Aftermath of Notre-Dame fire

Yesterday over 400 firefight fought to save the 850-year-old cathedral.

OVER 400 firefighters managed to save the 850-year-old Gothic building’s main stone structure, including its two towers, but the spire and roof collapsed.

The fire began at around 18:30 (16:30 GMT) Monday 15 April and quickly reached the roof of the cathedral, destroying the wooden interior before toppling the spire. The fire was extinguished on Tuesday 16 April morning.

By the time the fire was, hundreds of millions of euros had been pledged towards the cathedral’s reconstruction.

The Paris prosecutor’s office said it was currently being investigated as an accident, with officials saying it could be linked to extensive renovation works taking place.

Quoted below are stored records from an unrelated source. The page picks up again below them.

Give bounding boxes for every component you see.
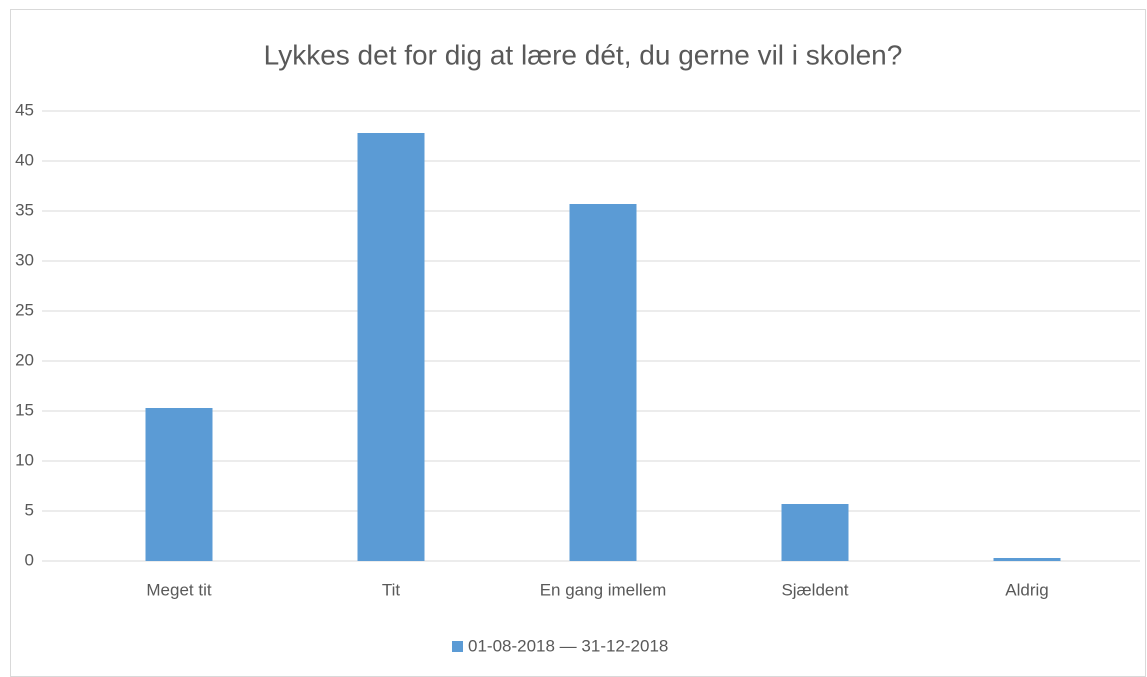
y-tick-label: 25: [15, 300, 34, 319]
y-tick-label: 15: [15, 400, 34, 419]
legend-label: 01-08-2018 — 31-12-2018: [468, 636, 668, 655]
x-tick-label: En gang imellem: [540, 580, 667, 599]
x-tick-label: Tit: [382, 580, 401, 599]
bar: [569, 204, 637, 561]
y-tick-label: 35: [15, 200, 34, 219]
bar: [781, 504, 849, 561]
bar: [145, 408, 213, 561]
bar: [357, 133, 425, 561]
x-tick-label: Aldrig: [1005, 580, 1048, 599]
bar: [993, 558, 1061, 561]
y-tick-label: 10: [15, 450, 34, 469]
y-tick-label: 20: [15, 350, 34, 369]
y-tick-label: 40: [15, 150, 34, 169]
chart-title: Lykkes det for dig at lære dét, du gerne…: [264, 39, 903, 70]
x-tick-label: Sjældent: [781, 580, 848, 599]
y-tick-label: 30: [15, 250, 34, 269]
y-tick-label: 5: [25, 500, 34, 519]
legend-swatch: [452, 641, 463, 652]
y-tick-label: 45: [15, 100, 34, 119]
x-tick-label: Meget tit: [146, 580, 211, 599]
y-tick-label: 0: [25, 550, 34, 569]
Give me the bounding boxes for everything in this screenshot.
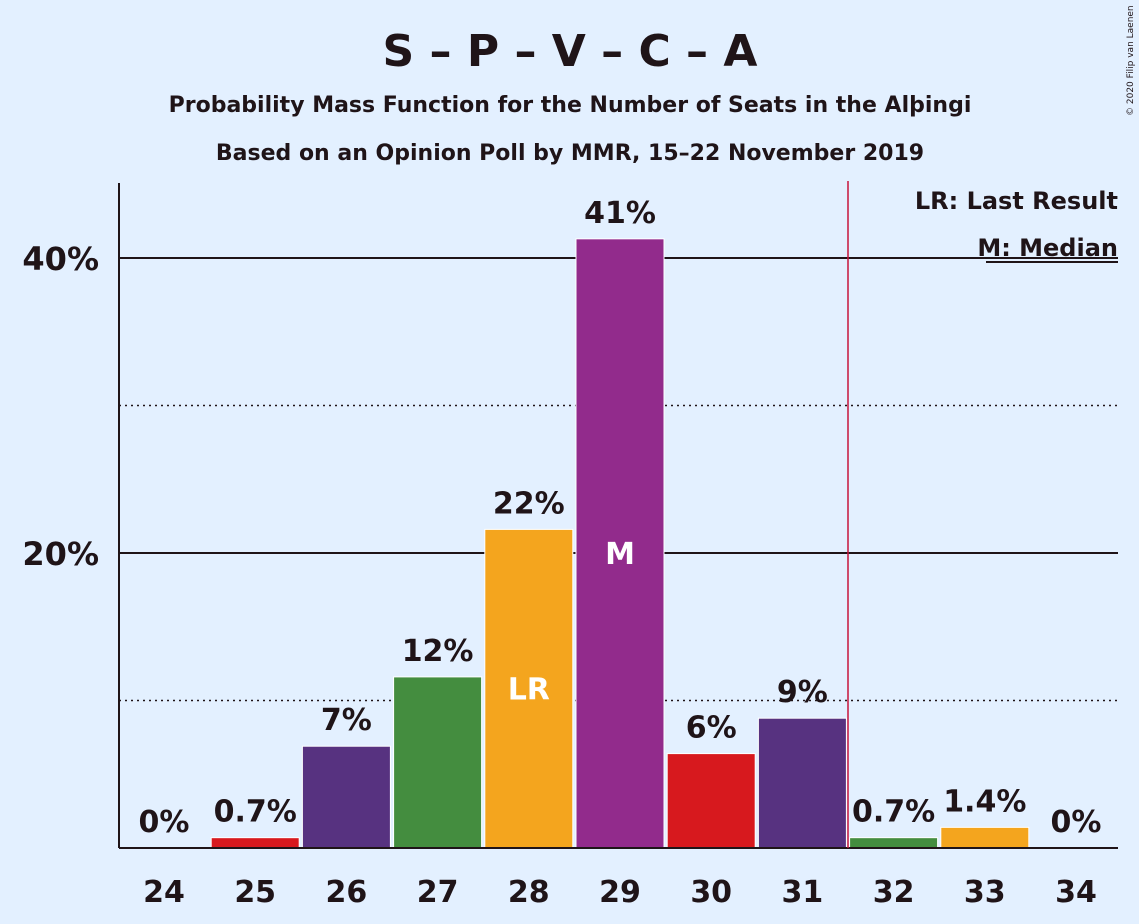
- bar: [849, 837, 939, 849]
- data-label: 1.4%: [943, 784, 1026, 819]
- data-label: 12%: [402, 634, 474, 669]
- chart-subtitle: Probability Mass Function for the Number…: [169, 93, 972, 118]
- bar: [393, 676, 483, 849]
- x-tick-label: 33: [964, 875, 1006, 910]
- bar: [940, 826, 1030, 849]
- x-tick-label: 28: [508, 875, 550, 910]
- y-tick-labels: 20% 40%: [22, 240, 99, 573]
- data-label: 0.7%: [852, 795, 935, 830]
- legend-last-result: LR: Last Result: [915, 187, 1118, 215]
- copyright-note: © 2020 Filip van Laenen: [1126, 5, 1136, 116]
- bar: [301, 745, 391, 849]
- legend-median: M: Median: [977, 234, 1118, 262]
- last-result-marker: LR: [508, 673, 550, 708]
- data-label: 7%: [321, 703, 372, 738]
- data-label: 0%: [1051, 805, 1102, 840]
- median-marker: M: [605, 537, 635, 572]
- y-tick-label: 20%: [22, 535, 99, 573]
- x-tick-labels: 24 25 26 27 28 29 30 31 32 33 34: [143, 875, 1097, 910]
- data-label: 22%: [493, 486, 565, 521]
- x-tick-label: 31: [782, 875, 824, 910]
- bar: [666, 753, 756, 849]
- x-tick-label: 25: [234, 875, 276, 910]
- bar: [757, 717, 847, 849]
- data-label: 0.7%: [214, 795, 297, 830]
- x-tick-label: 32: [873, 875, 915, 910]
- data-label: 41%: [584, 196, 656, 231]
- bar: [210, 837, 300, 849]
- data-label: 0%: [139, 805, 190, 840]
- chart-title: S – P – V – C – A: [383, 26, 758, 77]
- x-tick-label: 24: [143, 875, 185, 910]
- data-labels: 0% 0.7%7%12%22%41%6%9%0.7% 1.4%0%LRM: [139, 196, 1102, 840]
- x-tick-label: 30: [690, 875, 732, 910]
- y-tick-label: 40%: [22, 240, 99, 278]
- x-tick-label: 34: [1055, 875, 1097, 910]
- data-label: 6%: [686, 711, 737, 746]
- bar: [484, 528, 574, 849]
- x-tick-label: 27: [417, 875, 459, 910]
- data-label: 9%: [777, 675, 828, 710]
- median-marker-bg: [598, 531, 642, 575]
- bars: [210, 238, 1030, 849]
- x-tick-label: 29: [599, 875, 641, 910]
- chart-source: Based on an Opinion Poll by MMR, 15–22 N…: [216, 141, 924, 166]
- x-tick-label: 26: [326, 875, 368, 910]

President Emmanuel Macron has expressed the shock of a “whole nation” at the fire. As Paris Mayor Anne Hidalgo said, Notre Dame is “part of our common heritage”.

“We will rebuild this cathedral”

 

Individuals and groups are mobilising to help rebuild Notre-Dame. Hundreds of millions of euros have already been pledged.

Billionaire François-Henri Pinault, chairman and CEO of the Kering group that owns the Gucci and Yves Saint Laurent fashion brands, pledged €100m (£86m; $113m) towards rebuilding Notre-Dame, AFP news agency reports.

Another €200m was pledged by Bernard Arnault’s family and their company LVMH – a business empire which includes Louis Vuitton and Sephora – on Tuesday morning, according to Reuters news agency.

The French charity Fondation du Patrimoine is launching an international appeal for funds for the cathedral, a Unesco World Heritage site.

What can be saved?
Crown of Thorns

Search teams had already begun assessing the extent of the damage when dawn broke over the French capital. The cathedral’s blackened stone and charred scaffolding were revealed to onlookers for the first time.

According to fire brigade spokesman Lt-Col Gabriel Plus, “the whole of the roof has been devastated… a part of the vault has collapsed, the spire is no more”.

However, it could have been much worse. Mr Nuñez said that had fire crews not entered the building, “without a doubt it would have collapsed”, French newspaper Le Monde reported.

Photos appear to show that at least one of the cathedral’s famed rose windows has survived, although there are concerns for some of the other stained-glass windows.

Emergency teams managed to rescue valuable artwork and religious items, including what is said to be the crown of thorns worn by Jesus before his crucifixion, which were stored inside the cathedral built in the 12th and 13th centuries.

A tunic, which King Louis IX is said to have worn when he brought the crown of thorns to Paris, was also saved.